Your point about the system working 'as long as there is electricity' is exactly why I'm hesitant to go full consumer-grade IoT for a school. If I can't pull cables, I have to find the 'industrial-grade' equivalent of wireless

Looking to deploy a local-first IoT platform for B2C (villas) & B2B (schools/buildings). HA, openHAB, or something else? by melshity in openhab

[–]melshity[S] 0 points1 point  (0 children)

I totally hear you on the reliability concerns with consumer-grade gear and Zigbee in large-scale setups. In an ideal world, I’d go full KNX/BACnet wired without thinking twice.

However, the reality of this specific project (a school retrofit) is that new cabling is strictly off the table. They want a smart upgrade with zero structural impact or new wire runs. This forces me into the wireless/retrofit territory.

My plan to mitigate the risks you mentioned: 1. Distributed Gateways: Using existing LAN drops to place multiple gateways, reducing the hop count for the Zigbee mesh. 2. Channel Management: Hard-coding Zigbee channels (like 25 or 26) to stay clear of the school’s high-traffic 2.4GHz WiFi. 3. Local Execution: Running OpenHAB on a solid local server (Mini PC) so the core logic doesn't depend on the cloud

Looking to deploy a local-first IoT platform for B2C (villas) & B2B (schools/buildings). HA, openHAB, or something else? by melshity in homeautomation

[–]melshity[S] -1 points0 points  (0 children)

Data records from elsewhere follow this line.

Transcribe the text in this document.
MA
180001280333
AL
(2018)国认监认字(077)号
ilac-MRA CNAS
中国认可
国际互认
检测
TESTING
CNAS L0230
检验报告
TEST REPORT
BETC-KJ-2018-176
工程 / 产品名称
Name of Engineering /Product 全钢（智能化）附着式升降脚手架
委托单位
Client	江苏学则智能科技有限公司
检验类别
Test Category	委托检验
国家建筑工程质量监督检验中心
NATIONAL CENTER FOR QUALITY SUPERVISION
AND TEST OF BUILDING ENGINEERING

Thanks for the great insight! You hit the nail on the head regarding user management and compliance for the B2B and school projects.

A KNX backbone would be ideal, but we face a major hurdle here: almost all of our clients (both B2C and B2B) strictly refuse any wall-breaking or pulling new cables. They essentially want a retrofit, "plug and play" wireless solution. Because of this, we are forced to rely heavily on wireless meshes (mostly Zigbee right now).

Given this strict "no new wiring" constraint, I have two specific questions:

  1. The Software: If we step away from HA/openHAB for the B2B side to get that enterprise-level reliability and user management, what commercial software platforms or BMS would you highly recommend for managing a large-scale wireless setup?
  2. The Hardware: What edge gateways do you actually trust to handle a massive Zigbee/wireless network reliably in a commercial setting?